Date: Jul 30, 2012
The release of ISO 50001, the first ISO standard for managing energy use, provides opportunities for engagement in energy management for a wide variety of stakeholders including end users, electric and gas utilities, original equipment manufacturers (OEMs) of energy-using equipment, and suppliers. This article is the first in a three-part series examining the significance of ISO 50001 for utilities, OEMs and supply chains.
ISO 50001 provides a standard methodology for a wide range of utility customers—industrial, commercial and institutional—to establish policies and procedures to manage energy and improve energy intensity transparently. Utilities can leverage ISO 50001 to upgrade their demand side management (DSM) programs to include energy management practices in addition to incentivizing discrete technologies. Helping their customers implement ISO 50001 can add value to utilities’ relationships with their customers.
Opportunities for Customer Engagement
Utilities can use ISO 50001 in their DSM programs to achieve broader participation by helping their customers implement ISO 50001. Encouraging their customers this way offers utilities the flexibility to address energy management, which can yield significant energy-efficiency gains. Instead of focusing on specific systems or enhancements tied to an incentive, implementing energy management with assistance from or incentivized by a utility, may allow for more comprehensive energy efficiency implementation as firms look to improve their competitiveness.
Further, utility engagement can also help build a more robust energy efficiency human infrastructure. By co-sponsoring, training on ISO 50001 utilities can engage industrial customers and contribute to the pool of Certified Practitioners in energy management systems and in specific industrial systems—such as steam, compressed air, process heating, and pumping systems. A greater number of Certified Practitioners can then be available throughout a utility’s service territory to support other firms seeking to use ISO 50001 or certify under Superior Energy Performance. In addition, the Electric Power Research Institute is developing a guidebook for electric utilities to help their members’ representatives understand the standard and how it is relevant for those members’ industrial customers.
Utilities Exploring Integration
Some utilities are finding that their current DSM programs already are well aligned with ISO 50001. In BC Hydro’s analysis of ISO 50001 against their Power Smart Industrial Sustainable Energy Management Program, they found that the program met or partially met at least 60% of the requirements of ISO 50001. According to Kevin Wallace, Power Smart’s Industrial Business Strategy Manager, “We already had an existing program that was taking customers down the path but we didn’t know how far.
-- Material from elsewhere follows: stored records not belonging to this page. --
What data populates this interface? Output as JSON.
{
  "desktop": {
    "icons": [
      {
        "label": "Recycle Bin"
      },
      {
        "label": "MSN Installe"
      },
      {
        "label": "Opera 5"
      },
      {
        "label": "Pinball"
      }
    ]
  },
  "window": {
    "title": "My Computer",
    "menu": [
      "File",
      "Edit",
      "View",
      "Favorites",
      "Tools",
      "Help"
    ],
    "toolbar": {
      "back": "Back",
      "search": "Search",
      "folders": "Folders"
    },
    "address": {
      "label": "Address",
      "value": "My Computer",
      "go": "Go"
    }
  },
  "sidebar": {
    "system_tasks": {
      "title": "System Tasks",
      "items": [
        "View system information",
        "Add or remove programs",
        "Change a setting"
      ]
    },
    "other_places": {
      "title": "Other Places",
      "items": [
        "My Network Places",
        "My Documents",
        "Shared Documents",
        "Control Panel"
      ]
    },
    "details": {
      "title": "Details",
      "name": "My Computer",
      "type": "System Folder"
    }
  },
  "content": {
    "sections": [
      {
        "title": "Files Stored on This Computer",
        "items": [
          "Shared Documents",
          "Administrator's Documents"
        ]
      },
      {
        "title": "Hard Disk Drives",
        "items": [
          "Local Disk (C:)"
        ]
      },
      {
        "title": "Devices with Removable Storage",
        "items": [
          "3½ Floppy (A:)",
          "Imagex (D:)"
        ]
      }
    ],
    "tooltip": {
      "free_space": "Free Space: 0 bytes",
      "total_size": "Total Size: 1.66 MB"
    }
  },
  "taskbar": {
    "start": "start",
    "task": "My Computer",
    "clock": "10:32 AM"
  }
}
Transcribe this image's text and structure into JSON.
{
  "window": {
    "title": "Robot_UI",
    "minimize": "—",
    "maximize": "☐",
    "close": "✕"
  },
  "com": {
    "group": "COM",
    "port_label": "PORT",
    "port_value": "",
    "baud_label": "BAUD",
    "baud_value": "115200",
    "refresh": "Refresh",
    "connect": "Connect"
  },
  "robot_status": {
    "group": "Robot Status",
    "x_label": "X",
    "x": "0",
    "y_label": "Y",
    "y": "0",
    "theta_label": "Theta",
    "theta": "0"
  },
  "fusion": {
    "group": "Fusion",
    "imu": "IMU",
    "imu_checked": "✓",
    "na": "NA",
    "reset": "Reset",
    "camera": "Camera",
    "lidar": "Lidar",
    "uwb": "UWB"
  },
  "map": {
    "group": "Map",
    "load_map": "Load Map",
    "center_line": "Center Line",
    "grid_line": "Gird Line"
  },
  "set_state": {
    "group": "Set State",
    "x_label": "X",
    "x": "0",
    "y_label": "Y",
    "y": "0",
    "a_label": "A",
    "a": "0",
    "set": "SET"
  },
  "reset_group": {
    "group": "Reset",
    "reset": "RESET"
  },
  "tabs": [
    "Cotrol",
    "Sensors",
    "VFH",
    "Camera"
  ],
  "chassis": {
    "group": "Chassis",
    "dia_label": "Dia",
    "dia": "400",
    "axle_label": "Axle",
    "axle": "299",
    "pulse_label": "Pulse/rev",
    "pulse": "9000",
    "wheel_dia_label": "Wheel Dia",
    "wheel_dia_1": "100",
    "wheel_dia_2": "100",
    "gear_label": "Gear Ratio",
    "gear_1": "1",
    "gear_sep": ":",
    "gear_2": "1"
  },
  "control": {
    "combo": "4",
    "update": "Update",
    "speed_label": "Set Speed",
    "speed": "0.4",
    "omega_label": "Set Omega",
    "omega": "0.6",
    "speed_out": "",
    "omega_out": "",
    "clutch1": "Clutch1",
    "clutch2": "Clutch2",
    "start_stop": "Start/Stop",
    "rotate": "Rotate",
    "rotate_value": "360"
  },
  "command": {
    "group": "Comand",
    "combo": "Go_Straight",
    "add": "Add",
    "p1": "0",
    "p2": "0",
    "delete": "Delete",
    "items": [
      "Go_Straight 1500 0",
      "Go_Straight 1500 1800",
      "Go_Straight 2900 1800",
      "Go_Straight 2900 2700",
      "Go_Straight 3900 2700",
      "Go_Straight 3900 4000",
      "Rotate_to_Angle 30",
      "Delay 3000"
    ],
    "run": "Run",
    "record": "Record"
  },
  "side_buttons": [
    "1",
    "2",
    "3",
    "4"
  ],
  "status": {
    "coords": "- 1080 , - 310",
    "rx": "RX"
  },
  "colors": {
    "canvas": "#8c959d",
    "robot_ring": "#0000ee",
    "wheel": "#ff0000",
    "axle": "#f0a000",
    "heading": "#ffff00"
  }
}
We stepped back and looked at what the standard entails vs. what we do and found that if a customer was to fully implement our program, it gets them 60% of the way there.” In addition, their customer survey found wide interest in the standard, particularly among the pulp and paper and other forest products makers.
At the Energy Trust of Oregon (ETO), the costs and process of ISO 50001 certification are being explored through a pilot program with a SolarWorld and Genentech manufacturing plant in Hillsboro. Both plants in the pilot receive consulting support and have the auditing and certification costs covered by ETO.
ISO 50001 is being evaluated in the pilot to understand how close the standard is to ETO’s current Strategic Energy Management program in addition to evaluating the functionality, value, and costs of implementing ISO 50001. One of the intents of ISO 50001 is for an energy manager to become permanent in a manufacturing plant. After seeing three energy champions trained by ETO be relocated, Kim Crossman, Industry and Agriculture Sector Lead at ETO, sees conformance with ISO 50001 as a possible mechanism to prevent personnel changes from unwinding energy management at a plant; “The beauty of conformance with ISO 50001 is that an energy management system becomes more deeply embedded in the organization, which should overcome the loss of a single champion due to people moving.”
Crossman believes the emergence of energy management is something that is still in its beginning stages, and a performance based innovation in how energy-efficiency is achieved in industry.
Engaging Manufacturers
Manufacturers’ engagement with utility DSM programs—whether to receive technical assistance, incentives, or other benefits—depends in part on the value that manufacturing customers receive from those programs. As ISO 50001 gains wider adoption, utilities may face greater requests from their customers for assistance in implementing the standard. ISO 50001 offers a fresh opportunity for utilities to implement holistic program design that can help their customers become more competitive and continually improve their energy performance.